De consument heeft tijdens de inspectie een aanvullende klacht gemeld. Deze klacht is echter niet eerder voorgelegd aan de ondernemer en is evenmin op het vragenformulier van de commissie vermeld zodat deze klacht niet in behandeling wordt genomen. De consument is in zoverre niet-ontvankelijk in zijn klacht.
4. WC
De deskundige constateert dat in het toilet bij het tegelwerk op het inbouwreservoir bij de linkeronderhoek van de bedieningsknop van het wandcloset een voeg iets breder oogt dan het resterende voegwerk. Het betreft echter een beschadiging aan de wandtegel die door de ondernemer met een lakstift is bijgewerkt. De voegbreedte bedraagt aldaar circa 2,5 mm ten opzichte van circa 2 mm ter plaatse van het resterende deel van de voeg. Deze afwijking in het voegwerk valt binnen de toleranties volgens URL 35-101. Vanuit het oogpunt van goed en deugdelijk werk is geen sprake van een storend gebrek.

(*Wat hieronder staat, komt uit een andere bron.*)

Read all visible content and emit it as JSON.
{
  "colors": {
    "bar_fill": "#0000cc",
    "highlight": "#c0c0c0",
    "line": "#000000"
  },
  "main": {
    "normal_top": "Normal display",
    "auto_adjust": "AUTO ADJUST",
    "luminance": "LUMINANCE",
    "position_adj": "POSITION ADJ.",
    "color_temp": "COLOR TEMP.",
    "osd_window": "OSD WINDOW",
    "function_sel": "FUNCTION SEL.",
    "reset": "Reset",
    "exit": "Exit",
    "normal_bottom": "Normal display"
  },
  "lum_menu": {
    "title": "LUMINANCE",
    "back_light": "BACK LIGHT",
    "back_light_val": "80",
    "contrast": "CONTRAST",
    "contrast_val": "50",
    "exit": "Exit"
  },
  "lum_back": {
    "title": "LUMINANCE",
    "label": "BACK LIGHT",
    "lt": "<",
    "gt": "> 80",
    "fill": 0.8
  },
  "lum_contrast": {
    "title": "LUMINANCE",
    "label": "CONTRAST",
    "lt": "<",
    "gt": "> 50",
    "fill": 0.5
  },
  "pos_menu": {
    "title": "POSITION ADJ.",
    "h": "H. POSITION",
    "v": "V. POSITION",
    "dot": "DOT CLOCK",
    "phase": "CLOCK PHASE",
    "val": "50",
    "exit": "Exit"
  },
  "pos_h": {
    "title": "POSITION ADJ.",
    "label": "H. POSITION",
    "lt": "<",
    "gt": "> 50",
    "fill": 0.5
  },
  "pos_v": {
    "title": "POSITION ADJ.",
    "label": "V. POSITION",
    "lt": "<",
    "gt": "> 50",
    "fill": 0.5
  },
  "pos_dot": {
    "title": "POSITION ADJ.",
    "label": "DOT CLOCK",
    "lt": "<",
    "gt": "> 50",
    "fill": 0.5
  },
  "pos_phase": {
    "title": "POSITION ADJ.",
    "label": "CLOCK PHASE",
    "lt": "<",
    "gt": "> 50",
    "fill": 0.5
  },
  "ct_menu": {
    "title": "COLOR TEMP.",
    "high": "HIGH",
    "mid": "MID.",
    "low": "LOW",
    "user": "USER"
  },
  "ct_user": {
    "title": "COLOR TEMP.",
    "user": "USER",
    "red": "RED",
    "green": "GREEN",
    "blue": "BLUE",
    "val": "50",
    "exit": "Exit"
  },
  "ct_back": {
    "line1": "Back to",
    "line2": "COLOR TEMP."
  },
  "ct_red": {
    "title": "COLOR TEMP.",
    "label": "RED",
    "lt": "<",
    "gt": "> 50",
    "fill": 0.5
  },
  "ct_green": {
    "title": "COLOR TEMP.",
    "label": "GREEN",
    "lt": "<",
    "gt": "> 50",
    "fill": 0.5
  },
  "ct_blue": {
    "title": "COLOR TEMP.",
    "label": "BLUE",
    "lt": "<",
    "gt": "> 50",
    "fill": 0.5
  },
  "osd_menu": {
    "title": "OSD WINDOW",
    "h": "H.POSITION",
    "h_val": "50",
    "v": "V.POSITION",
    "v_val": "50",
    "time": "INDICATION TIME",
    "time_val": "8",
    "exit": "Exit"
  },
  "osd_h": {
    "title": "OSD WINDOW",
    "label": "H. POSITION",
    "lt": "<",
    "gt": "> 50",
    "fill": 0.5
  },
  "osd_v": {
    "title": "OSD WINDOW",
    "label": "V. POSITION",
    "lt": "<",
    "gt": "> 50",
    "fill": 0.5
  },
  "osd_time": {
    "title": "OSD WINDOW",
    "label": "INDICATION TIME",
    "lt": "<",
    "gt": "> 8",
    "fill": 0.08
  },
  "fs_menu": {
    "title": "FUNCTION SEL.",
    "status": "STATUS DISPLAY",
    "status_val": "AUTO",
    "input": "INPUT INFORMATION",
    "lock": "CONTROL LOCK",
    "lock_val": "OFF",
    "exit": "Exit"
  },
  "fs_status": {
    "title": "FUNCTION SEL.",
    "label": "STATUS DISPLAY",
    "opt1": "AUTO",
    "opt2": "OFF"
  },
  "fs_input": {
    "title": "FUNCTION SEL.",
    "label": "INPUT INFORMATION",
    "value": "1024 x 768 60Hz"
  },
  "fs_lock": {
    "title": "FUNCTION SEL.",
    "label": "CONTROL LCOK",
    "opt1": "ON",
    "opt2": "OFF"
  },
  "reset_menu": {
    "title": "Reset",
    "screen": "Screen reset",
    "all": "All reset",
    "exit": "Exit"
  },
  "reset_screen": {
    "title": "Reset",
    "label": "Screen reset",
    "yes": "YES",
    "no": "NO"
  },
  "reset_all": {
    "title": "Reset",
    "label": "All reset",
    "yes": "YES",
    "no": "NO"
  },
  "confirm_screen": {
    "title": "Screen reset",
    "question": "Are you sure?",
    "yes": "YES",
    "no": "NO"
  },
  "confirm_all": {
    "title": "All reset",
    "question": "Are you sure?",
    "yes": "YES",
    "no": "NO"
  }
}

De commissie volgt het oordeel van de deskundige. Het klachtonderdeel is ongegrond en het door de consument verlangde wordt afgewezen.
Beslissing
De commissie, beslissend naar redelijkheid en billijkheid, met inachtneming van de tussen partijen gesloten overeenkomst en de daarvan deel uitmakende voorwaarden:
-verklaart de consument niet-ontvankelijk in de aanvullende klacht op klachtonderdeel 3;
-verklaart de klachtonderdelen 2, 3 en 4 ongegrond;
-wijst af hetgeen door de consument is gevorderd.
Aldus beslist door de Geschillencommissie Verbouwingen en Nieuwbouw, bestaande uit mevrouw mr. M.L. Braaksma, voorzitter, de heer ing. G.J. van Ingen en mevrouw mr. drs. S. Meinhardt, leden, in aanwezigheid van mevrouw mr. [naam], secretaris, op 20 januari 2023.